Saturday, September 18, 2010


This past 10 months that I spent in the Kalahari Desert made me think a lot about manliness. Being one of the few girls in the camp and being surrounded mostly by men was something new for me. It's because of who these men are that I got to do a lot of thinking about manliness and femininity. It's because of what they said and how they behaved that I analyzed the values (concerning manliness and femininity) I was raised up with over and over again and I got to build my own system of values. And it is because of them that I know better now what I like and what I don't like, what I want and I don't want in a man. (By the way, I sensed that God is bringing me over and over again to the point where people's values and behavior challenge me to think and build my own system of values where I once just adopted my family's values. Not that I didn't know what I believed in before, but when I am challenged by a different set of values, I get to think over and over about my system of values and why I believe what I believe and even if it's not comfortable sometimes, it's really beneficial for me.)

I grew up in a family where vulgare jokes were not tolerated. Where flirting, playing with hearts, using double sense language were classified as non-Christian behaviour. I was raised up being taught that character matters the most, more than the way you look. Where talking about how good looking the girls are and talking only about that was not considered a good habit and showed something about a guy's character. I was surrounded by people who valued purity. My innocence was not taken as stupidness, nor my purity and determination to trust the Lord in the area of dating as a relationship problem.

The encounter for an extended period of time with some other set of values opposite to mine was a little shocking to me. Not that I have not met people doing the above mentioned things, because I had. And still I was shocked. I was shocked because I didn't expected it, not in that place, nor among those people. I found myself torn between the desire not to be different, to be able to be part of their jokes and conversations, and the holding on to the values I had. Sometimes, while listening to the endless talks about that girl and the other one they have seen on the street, I felt just like an object.

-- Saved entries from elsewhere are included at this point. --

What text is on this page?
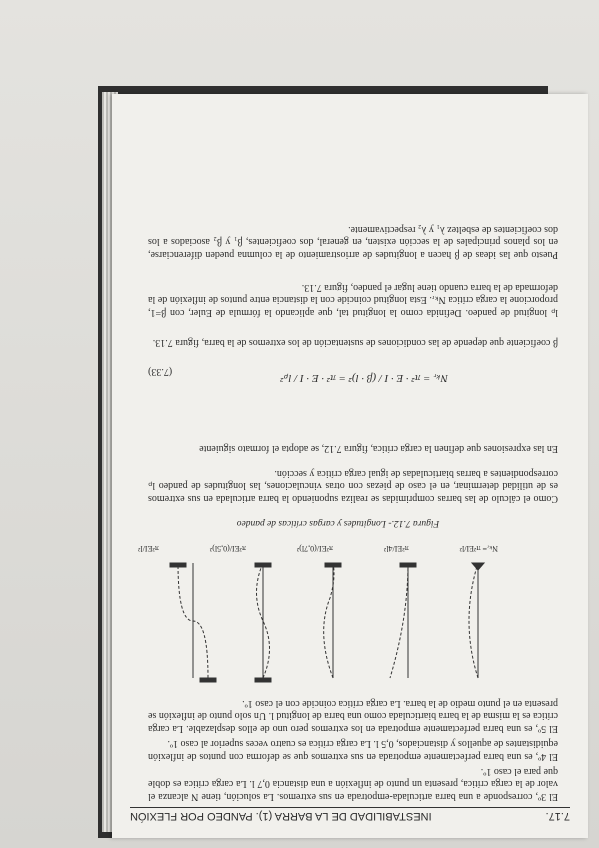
7.17.
INESTABILIDAD DE LA BARRA (1). PANDEO POR FLEXIÓN
El 3º, corresponde a una barra articulada-empotrada en sus extremos. La solución, tiene N alcanza el valor de la carga crítica, presenta un punto de inflexión a una distancia 0,7 l. La carga crítica es doble que para el caso 1º.
El 4º, es una barra perfectamente empotrada en sus extremos que se deforma con puntos de inflexión equidistantes de aquellos y distanciados, 0,5 l. La carga crítica es cuatro veces superior al caso 1º.
El 5º, es una barra perfectamente empotrada en los extremos pero uno de ellos desplazable. La carga crítica es la misma de la barra biarticulada como una barra de longitud l. Un solo punto de inflexión se presenta en el punto medio de la barra. La carga crítica coincide con el caso 1º.
Nₖᵣ= π²EI/l²
π²EI/4l²
π²EI/(0,7l)²
π²EI/(0,5l)²
π²EI/l²
Figura 7.12.- Longitudes y cargas críticas de pandeo
Como el cálculo de las barras comprimidas se realiza suponiendo la barra articulada en sus extremos es de utilidad determinar, en el caso de piezas con otras vinculaciones, las longitudes de pandeo lₚ correspondientes a barras biarticuladas de igual carga crítica y sección.
En las expresiones que definen la carga crítica, figura 7.12, se adopta el formato siguiente
Nₖᵣ = π² · E · I / (β · l)² = π² · E · I / lₚ²
(7.33)
β coeficiente que depende de las condiciones de sustentación de los extremos de la barra, figura 7.13.
lₚ longitud de pandeo. Definida como la longitud tal, que aplicando la fórmula de Euler, con β=1, proporcione la carga crítica Nₖᵣ. Esta longitud coincide con la distancia entre puntos de inflexión de la deformada de la barra cuando tiene lugar el pandeo, figura 7.13.
Puesto que las ideas de β hacen a longitudes de arriostramiento de la columna pueden diferenciarse, en los planos principales de la sección existen, en general, dos coeficientes, β₁ y β₂ asociados a los dos coeficientes de esbeltez λ₁ y λ₂ respectivamente.
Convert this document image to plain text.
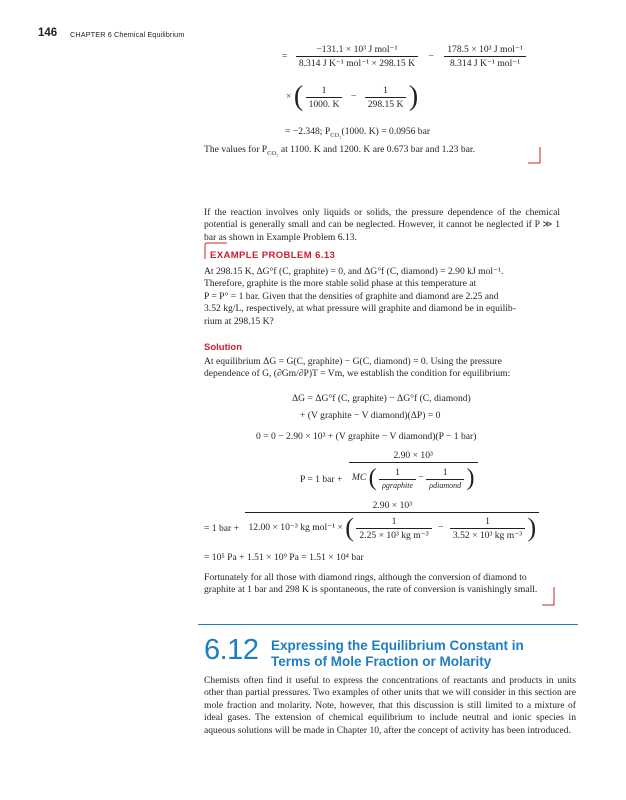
146 CHAPTER 6 Chemical Equilibrium
= $\frac{\text{−131.1 × 10³ J mol⁻¹}}{\text{8.314 J K⁻¹ mol⁻¹ × 298.15 K}} - \frac{\text{178.5 × 10³ J mol⁻¹}}{\text{8.314 J K⁻¹ mol⁻¹}}$
× ( $\frac{1}{1000. K} - \frac{1}{298.15 K}$ )
= −2.348; $P_{CO_2}(1000$. K) = 0.0956 bar
The values for $P_{CO_2}$ at 1100. K and 1200. K are 0.673 bar and 1.23 bar.
If the reaction involves only liquids or solids, the pressure dependence of the chemical potential is generally small and can be neglected. However, it cannot be neglected if P ≫ 1 bar as shown in Example Problem 6.13.
EXAMPLE PROBLEM 6.13
At 298.15 K, ΔG°f (C, graphite) = 0, and ΔG°f (C, diamond) = 2.90 kJ mol⁻¹.
Therefore, graphite is the more stable solid phase at this temperature at
P = P° = 1 bar. Given that the densities of graphite and diamond are 2.25 and
3.52 kg/L, respectively, at what pressure will graphite and diamond be in equilib-
rium at 298.15 K?
Solution
At equilibrium ΔG = G(C, graphite) − G(C, diamond) = 0. Using the pressure
dependence of G, (∂Gm/∂P)T = Vm, we establish the condition for equilibrium:
ΔG = ΔG°f (C, graphite) − ΔG°f (C, diamond)
+ (V graphite − V diamond)(ΔP) = 0
0 = 0 − 2.90 × 10³ + (V graphite − V diamond)(P − 1 bar)
P = 1 bar +
2.90 × 10³
MC ( $\frac{1}{\text{ρgraphite}} - \frac{1}{\text{ρdiamond}}$ )
= 1 bar +
2.90 × 10³
12.00 × 10⁻³ kg mol⁻¹ × ( $\frac{1}{\text{2.25 × 10³ kg m⁻³}} - \frac{1}{\text{3.52 × 10³ kg m⁻³}}$ )
= 10⁵ Pa + 1.51 × 10⁹ Pa = 1.51 × 10⁴ bar
Fortunately for all those with diamond rings, although the conversion of diamond to graphite at 1 bar and 298 K is spontaneous, the rate of conversion is vanishingly small.
6.12 Expressing the Equilibrium Constant in
Terms of Mole Fraction or Molarity
Chemists often find it useful to express the concentrations of reactants and products in units other than partial pressures. Two examples of other units that we will consider in this section are mole fraction and molarity. Note, however, that this discussion is still limited to a mixture of ideal gases. The extension of chemical equilibrium to include neutral and ionic species in aqueous solutions will be made in Chapter 10, after the concept of activity has been introduced.
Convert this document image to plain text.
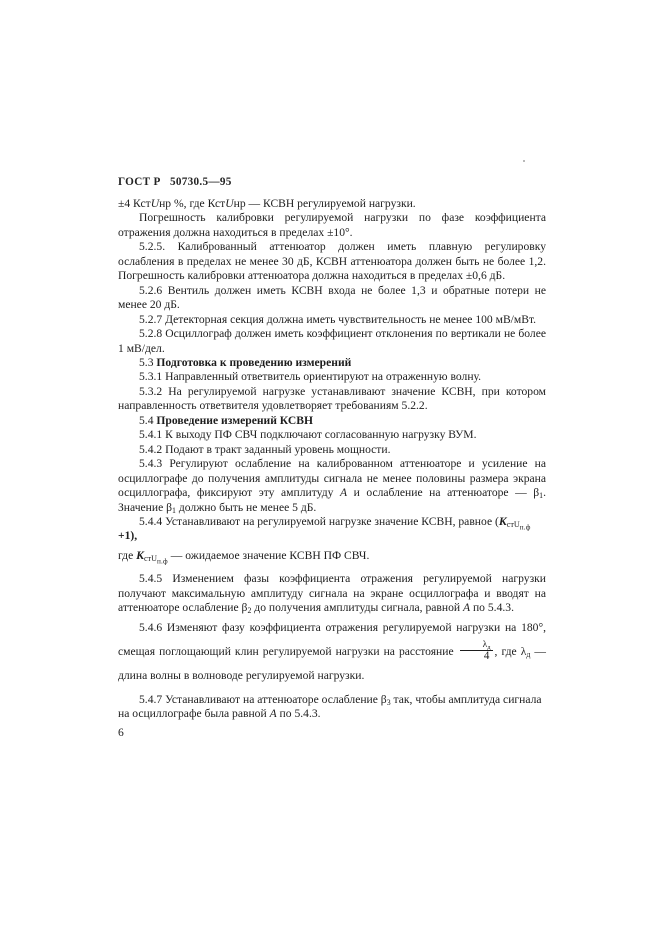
ГОСТ Р   50730.5—95

±4 КстUнр %, где КстUнр — КСВН регулируемой нагрузки.

Погрешность калибровки регулируемой нагрузки по фазе коэффициента отражения должна находиться в пределах ±10°.

5.2.5. Калиброванный аттенюатор должен иметь плавную регулировку ослабления в пределах не менее 30 дБ, КСВН аттенюатора должен быть не более 1,2. Погрешность калибровки аттенюатора должна находиться в пределах ±0,6 дБ.

5.2.6 Вентиль должен иметь КСВН входа не более 1,3 и обратные потери не менее 20 дБ.

5.2.7 Детекторная секция должна иметь чувствительность не менее 100 мВ/мВт.

5.2.8 Осциллограф должен иметь коэффициент отклонения по вертикали не более 1 мВ/дел.

5.3 Подготовка к проведению измерений

5.3.1 Направленный ответвитель ориентируют на отраженную волну.

5.3.2 На регулируемой нагрузке устанавливают значение КСВН, при котором направленность ответвителя удовлетворяет требованиям 5.2.2.

5.4 Проведение измерений КСВН

5.4.1 К выходу ПФ СВЧ подключают согласованную нагрузку ВУМ.

5.4.2 Подают в тракт заданный уровень мощности.

5.4.3 Регулируют ослабление на калиброванном аттенюаторе и усиление на осциллографе до получения амплитуды сигнала не менее половины размера экрана осциллографа, фиксируют эту амплитуду A и ослабление на аттенюаторе — $\beta_1$. Значение $\beta_1$ должно быть не менее 5 дБ.

5.4.4 Устанавливают на регулируемой нагрузке значение КСВН, равное (КстU$_{п.ф}$ +1),

где КстU$_{п.ф}$ — ожидаемое значение КСВН ПФ СВЧ.

5.4.5 Изменением фазы коэффициента отражения регулируемой нагрузки получают максимальную амплитуду сигнала на экране осциллографа и вводят на аттенюаторе ослабление $\beta_2$ до получения амплитуды сигнала, равной A по 5.4.3.

5.4.6 Изменяют фазу коэффициента отражения регулируемой нагрузки на 180°, смещая поглощающий клин регулируемой нагрузки на расстояние $\frac{\lambda_д}{4}$ , где $\lambda_д$ — длина волны в волноводе регулируемой нагрузки.

5.4.7 Устанавливают на аттенюаторе ослабление $\beta_3$ так, чтобы амплитуда сигнала на осциллографе была равной A по 5.4.3.

6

And you know what is weird? They almost made me believe that this is the world of men and I have to accept it. That they are all the same and I have to accept that I am weird. That I have to accept to feel like an object. That I have to laugh when they are saying vulgare jokes. That words with double meaning are something normal. That I have to get used to them turning their head on the street after some good looking girl and flirting around with strangers. That playing around with no intention of being intentional in a relationship is normal. They almost made me believe that one cannot find anymore men who stand for what they believe because the majority of them didn't really know what they believed in. They managed to shake my whole world... until I listened to a presentation that woke me up and made me realize that there are still upright people. Men who don't use dirty jokes, who do not turn their head on the street. Who do not flirt and play around with hearts. Who know what they believe and stand for what they believe. Men who are gentleman and make me feel a woman and not an object around them. Men who love Him and make Him the object of their conversations and not the good-looking girls.

The time I spent in Kalahari made me miss so much the company of dedicated people. People for whom God is not only a nice notion and Somebody you go to just when you are in trouble or in need. People who are interested in mission and not only adventures. People who want to obey Him because they love Him. People who know what they believe and stand for what they believe. People who are asking themselves: "What does God want me to do?" and who long to grow and learn more of His ways. People who live what they say they believe. People who will not laugh at me because I took my Bible with me on a 4 days trip and who will not call me Virgin Mary because of my innocence.

So, I thank God for sending me these challenges. They make me think... and decide for myself. And they make me appreciate even more integrity and faithfulness and purity.